In 2021 and 2020, CNX recognized an increase in unrecognized tax benefits of $38,735 and $1,726, respectively, for tax benefits resulting from tax positions taken on our 2020 and 2019 federal tax returns for additional federal tax credits. CNX also recognized a reduction to unrecognized tax benefits in 2021 and 2020 of $2,821 and $1,351, respectively, due to the expiration of the statute of limitations from a position taken on a previously filed federal income tax return.

CNX recognizes accrued interest related to unrecognized tax benefits in its interest expense.
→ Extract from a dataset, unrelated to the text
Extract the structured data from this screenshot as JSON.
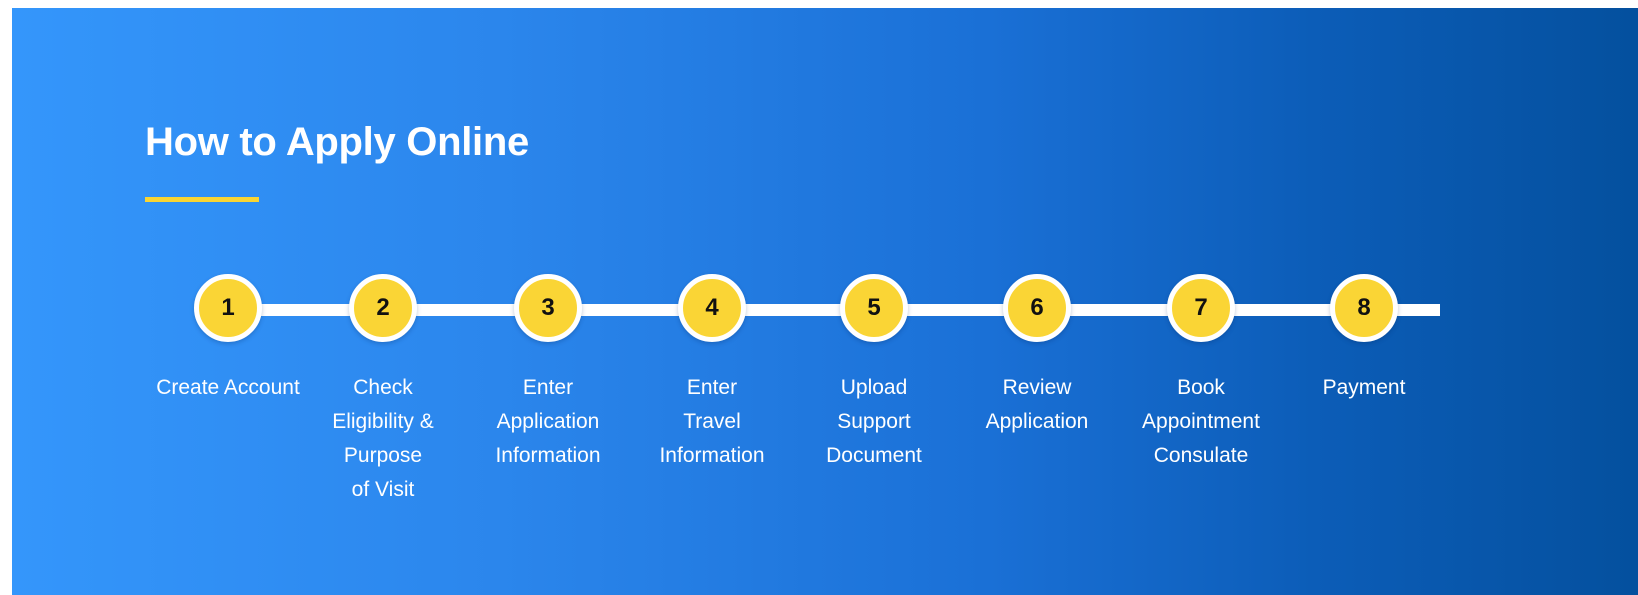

As of December 31, 2021 and 2020, the Company reported no accrued liability relating to interest in Other Liabilities in the Consolidated Balance Sheets. During the years ended December 31, 2021 and 2020, CNX paid no interest related to income tax deficiencies.

CNX recognizes penalties accrued related to uncertain tax positions in its income tax expense. CNX had no accrued liabilities for tax penalties as of December 31, 2021 and 2020.
CNX and its subsidiaries file federal income tax returns with the United States and income tax returns within various states. With few exceptions, the Company is no longer subject to United States federal, state, local or non-U.S. income tax examinations by tax authorities for the years before 2018.